Friday, October 06, 2006

"Is this for real or some kind of Hell?"


EVERYTHING! It's COMPLETELY POINTLESS! how do I know this isn't a dream?! How do I know my friends are real? How do I know they don't talk behind my back? What's real? No matter what anyone says I wont believe them, nothing is real. What happened to that sweet kid who never thought of life as a dream? What happened to the child that didn't care about real and not real? The one who only believed as his imagination told him? He was never sad...Why have I replaced that sweet child who could never think anything bad? Why me?! I'm the worst it fucking gets! People may not agree with me but they don't know that part of me...The part that spits in disgust at everything and everyone, the part that thinks its better then anyone, the part that wishes everyone would just DIE! Why cant that part leave me? Just leave me and let me die.

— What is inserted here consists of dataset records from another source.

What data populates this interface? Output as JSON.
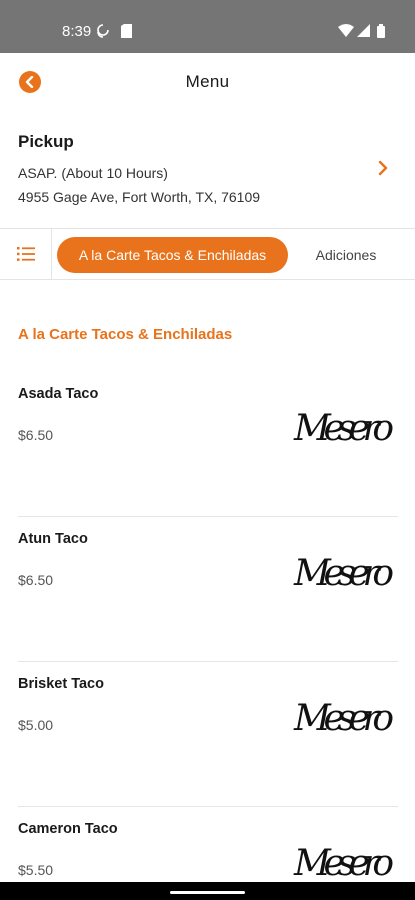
{
  "status_bar": {
    "time": "8:39",
    "icons": [
      "sync-icon",
      "sim-card-icon",
      "wifi-icon",
      "signal-icon",
      "battery-icon"
    ]
  },
  "app_bar": {
    "title": "Menu",
    "back_icon": "chevron-left-icon",
    "accent_color": "#e8731c"
  },
  "pickup": {
    "heading": "Pickup",
    "time_text": "ASAP. (About 10 Hours)",
    "address": "4955 Gage Ave, Fort Worth, TX, 76109"
  },
  "categories": {
    "menu_icon": "list-icon",
    "active": "A la Carte Tacos & Enchiladas",
    "other": "Adiciones"
  },
  "section": {
    "title": "A la Carte Tacos & Enchiladas"
  },
  "items": [
    {
      "name": "Asada Taco",
      "price": "$6.50",
      "image_text": "Mesero"
    },
    {
      "name": "Atun Taco",
      "price": "$6.50",
      "image_text": "Mesero"
    },
    {
      "name": "Brisket Taco",
      "price": "$5.00",
      "image_text": "Mesero"
    },
    {
      "name": "Cameron Taco",
      "price": "$5.50",
      "image_text": "Mesero"
    }
  ]
}
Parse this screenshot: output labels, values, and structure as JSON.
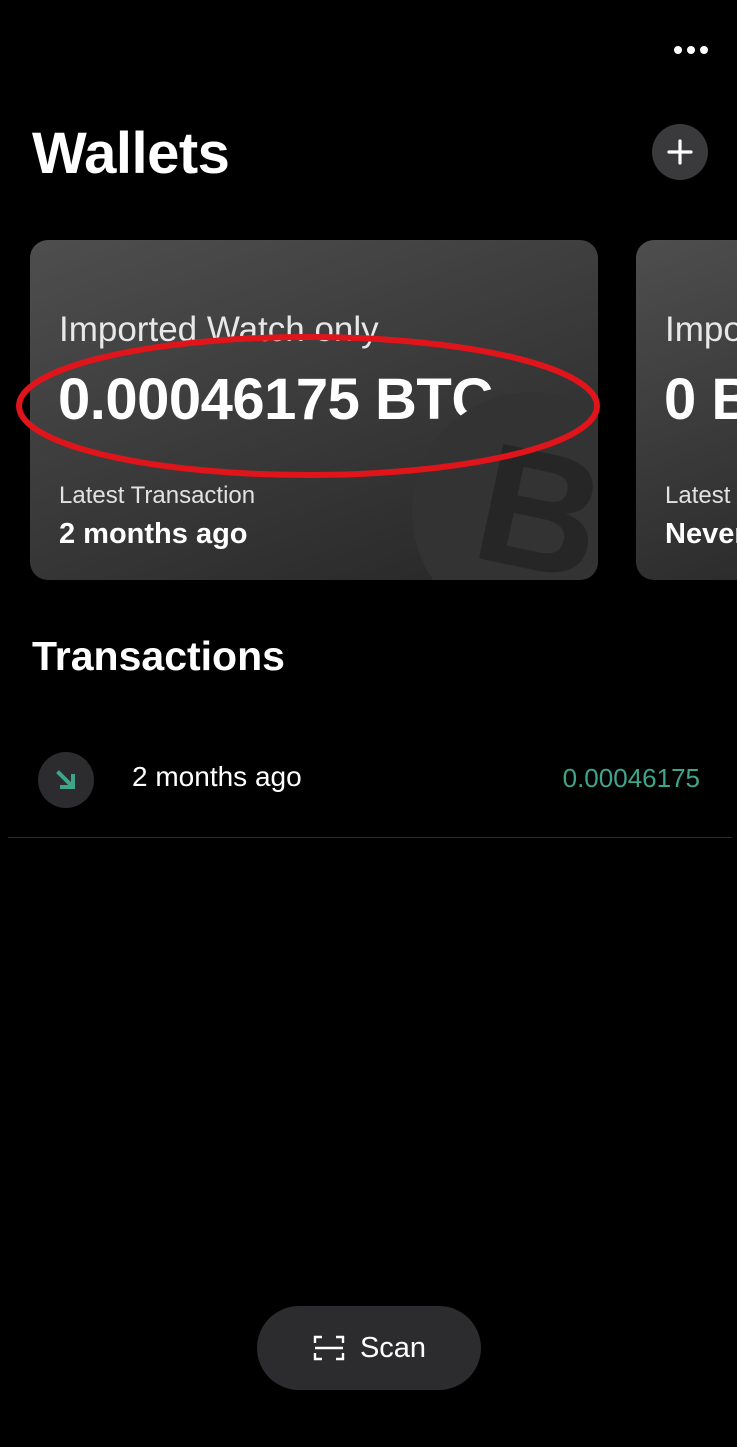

But no, it has to stay or I would just give up...Its the only thing that keeps me going sometimes. No one ever said life was fair, and its not, but why? Why can't I just die? Why can't everyone just leave me alone? Why can't I just let fear take over? Why can't I fight the ones I so long to hurt? Why can't I tell everyone to leave me alone?

Because without All of them, that part of me that drives me forward would die. And to kill that part of myself is harder then any task. My final question: Is all the pain and suffering worth the little bit of happiness I get out of life?